Angiosarcoma is a rare and aggressive vascular malignancy. Primary renal angiosarcoma accounts for only ~1% of all angiosarcomas, making it an extremely uncommon renal malignancy. Due to its rarity and nonspecific symptoms, it is frequently misdiagnosed as other renal tumors. We present a case of primary renal angiosarcoma in a 74-year-old man.

A 74-year-old man with a history of hypertension and urolithiasis presented with a 2-week history of gross hematuria and left flank pain. He also reported abdominal pain and bloody stools. Laboratory tests revealed mild anemia and impaired renal function. Urinalysis showed significant hematuria. Abdominal CT scan identified a 6.2 × 5.8 × 4.2 cm lesion in the upper pole of the left kidney with peripheral enhancement and invasion into the descending colon. The patient underwent laparoscopic left nephroureterectomy with retroperitoneal lymph node dissection and laparoscopic hemicolectomy. Histological examination showed hemangioma-like anastomosing vascular channels lined by atypical endothelial cells with necrosis. Immunohistochemistry revealed diffuse positivity for ERG, CD31, and CD34, and negativity for PAX8 and cytokeratin, confirming the diagnosis of angiosarcoma. The postoperative course was uneventful, and the patient was discharged in stable condition.

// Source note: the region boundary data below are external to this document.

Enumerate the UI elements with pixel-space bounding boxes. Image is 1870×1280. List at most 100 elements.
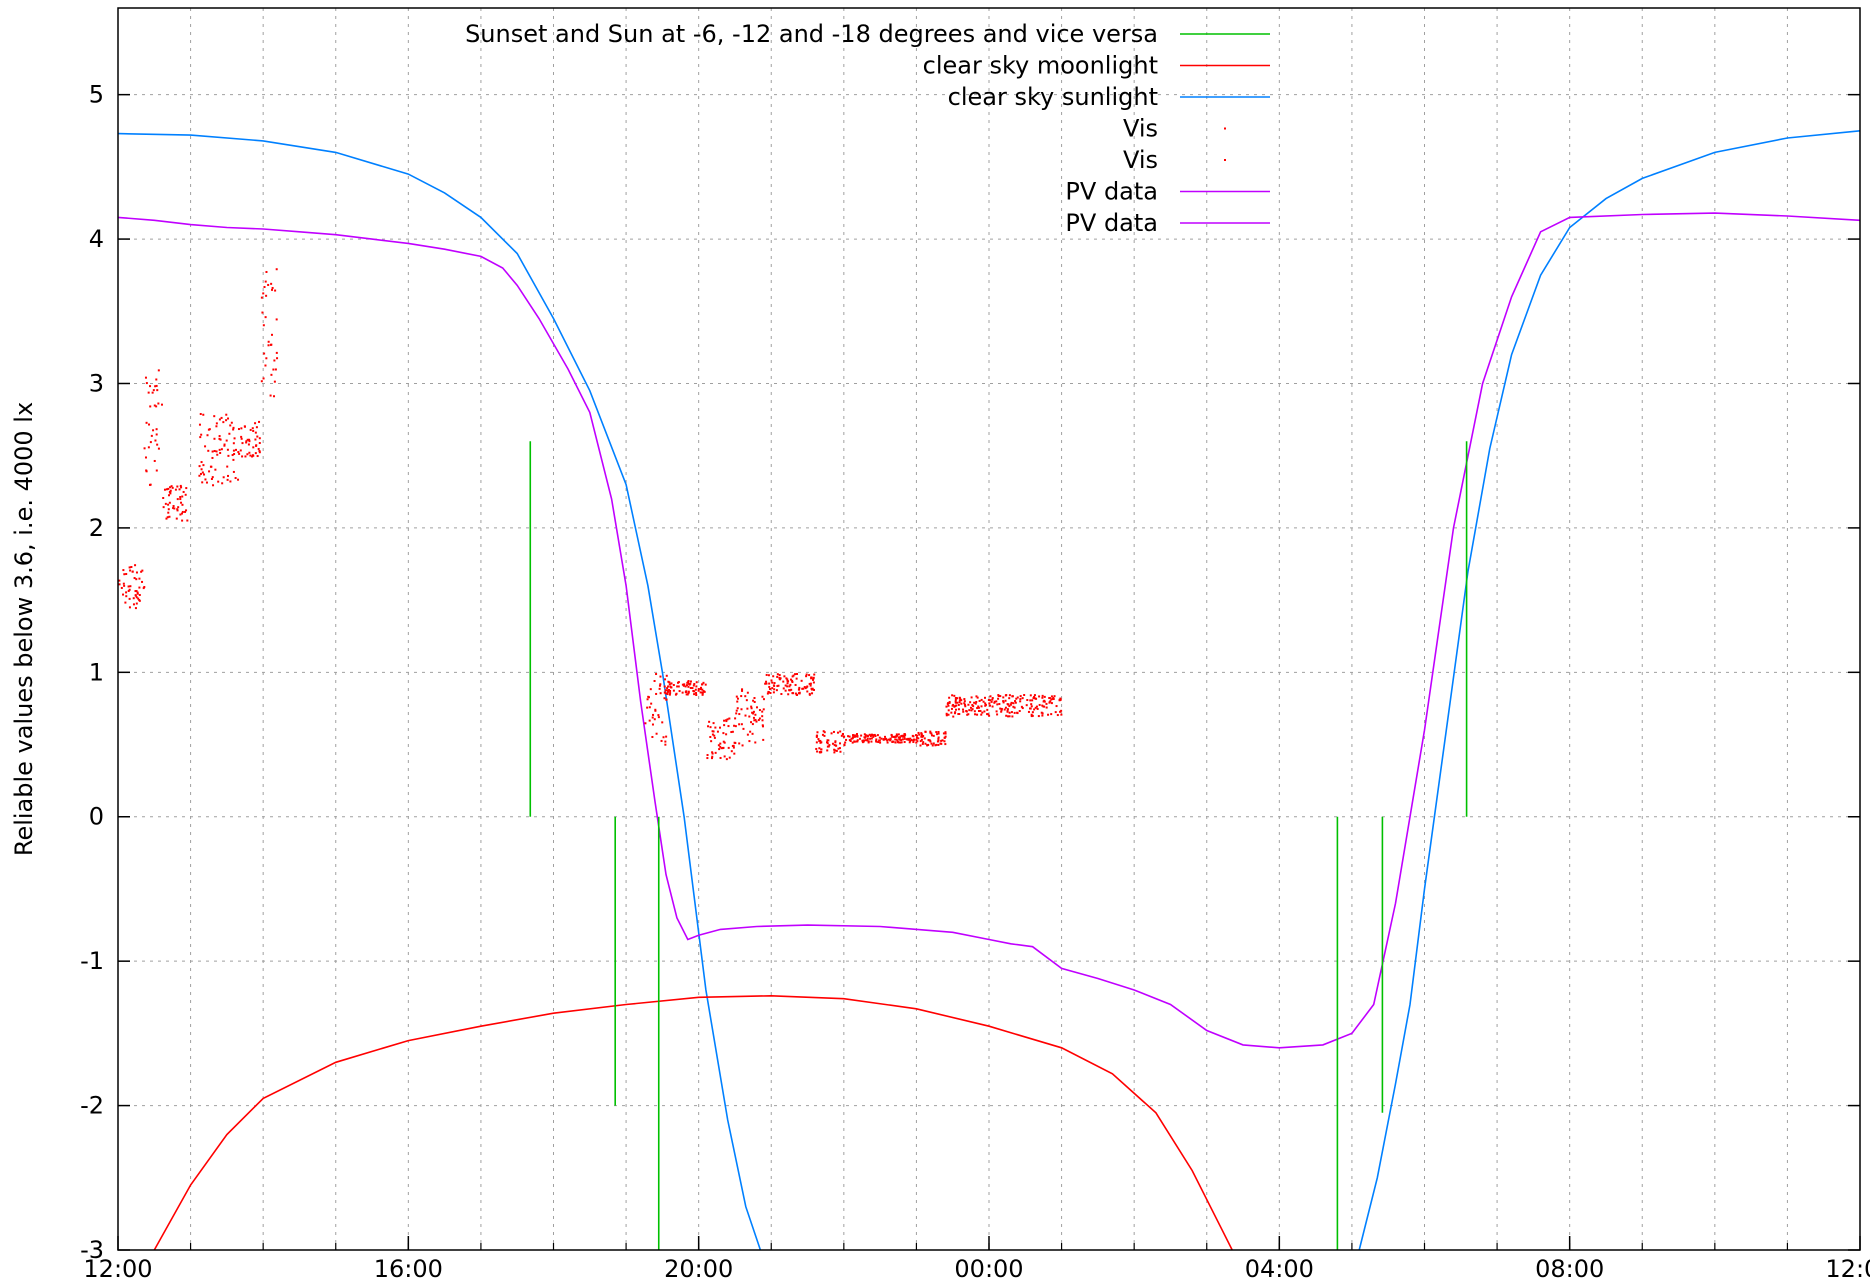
vis-point [153,404,156,407]
vis-point [722,746,725,749]
vis-point [980,698,983,701]
vis-point [750,707,753,710]
vis-point [707,725,710,728]
vis-point [920,738,923,741]
vis-point [184,510,187,513]
vis-point [184,493,187,496]
vis-point [1058,698,1061,701]
vis-point [995,710,998,713]
vis-point [172,505,175,508]
vis-point [984,702,987,705]
vis-point [695,693,698,696]
vis-point [765,682,768,685]
vis-point [655,692,658,695]
vis-point [953,694,956,697]
vis-point [851,741,854,744]
vis-point [179,496,182,499]
vis-point [134,607,137,610]
vis-point [895,733,898,736]
vis-point [831,742,834,745]
vis-point [185,509,188,512]
vis-point [851,737,854,740]
vis-point [692,684,695,687]
vis-point [786,679,789,682]
vis-point [864,735,867,738]
vis-point [719,726,722,729]
vis-point [726,718,729,721]
vis-point [240,435,243,438]
vis-point [167,503,170,506]
vis-point [258,437,261,440]
vis-point [957,703,960,706]
vis-point [951,694,954,697]
vis-point [135,571,138,574]
vis-point [1000,707,1003,710]
vis-point [167,494,170,497]
vis-point [664,678,667,681]
vis-point [168,501,171,504]
x-tick-label: 12:00 [1825,1255,1870,1280]
vis-point [212,484,215,487]
vis-point [262,292,265,295]
vis-point [977,706,980,709]
vis-point [927,743,930,746]
vis-point [1016,711,1019,714]
vis-point [796,693,799,696]
vis-point [244,455,247,458]
vis-point [850,737,853,740]
vis-point [877,741,880,744]
vis-point [665,674,668,677]
vis-point [201,471,204,474]
vis-point [1012,705,1015,708]
vis-point [963,702,966,705]
grid [118,8,1860,1250]
vis-point [971,708,974,711]
vis-point [788,685,791,688]
vis-point [937,736,940,739]
vis-point [761,715,764,718]
vis-point [928,739,931,742]
vis-point [835,749,838,752]
vis-point [118,579,121,582]
vis-point [773,684,776,687]
vis-point [219,438,222,441]
vis-point [688,683,691,686]
vis-point [1002,701,1005,704]
vis-point [265,294,268,297]
vis-point [652,713,655,716]
vis-point [820,748,823,751]
vis-point [180,512,183,515]
vis-point [136,592,139,595]
vis-point [258,451,261,454]
vis-point [876,734,879,737]
vis-point [135,590,138,593]
vis-point [723,719,726,722]
vis-point [181,495,184,498]
vis-point [667,685,670,688]
vis-point [233,453,236,456]
vis-point [843,735,846,738]
vis-point [122,582,125,585]
vis-point [1008,694,1011,697]
vis-point [198,474,201,477]
vis-point [748,740,751,743]
vis-point [963,700,966,703]
vis-point [853,735,856,738]
vis-point [186,519,189,522]
vis-point [795,677,798,680]
vis-point [887,738,890,741]
vis-point [709,736,712,739]
vis-point [924,742,927,745]
vis-point [766,692,769,695]
vis-point [646,698,649,701]
vis-point [751,723,754,726]
vis-point [762,708,765,711]
vis-point [1004,694,1007,697]
vis-point [667,690,670,693]
vis-point [254,438,257,441]
vis-point [711,733,714,736]
vis-point [1029,694,1032,697]
vis-point [772,691,775,694]
vis-point [746,691,749,694]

Angiosarcoma comprises <2% of all soft tissue sarcomas and <1% of adult solid tumors. Primary renal involvement is exceptionally rare. Common symptoms include flank pain, hematuria and palpable mass, all of which mimic more prevalent renal neoplasms. Imaging studies may assist in identifying renal masses but lack specificity for angiosarcoma. Definitive diagnosis requires histopathological confirmation and immunohistochemical staining, with CD31 and CD34 being key markers. Due to its rarity, no standardized treatment guidelines exist. Surgical resection remains the mainstay of therapy when feasible. The roles of chemotherapy and radiation remain unclear and are generally considered on a case-by-case basis. Prognosis is poor, with most cases presenting with metastatic disease at diagnosis. Tumor size and the presence of metastasis at presentation are known prognostic indicators.

Renal angiosarcoma is a rare but highly aggressive neoplasm with a dismal prognosis. Diagnosis requires tissue confirmation due to its nonspecific clinical and radiologic features. Further research is essential to establish evidence-based management strategies for this challenging malignancy.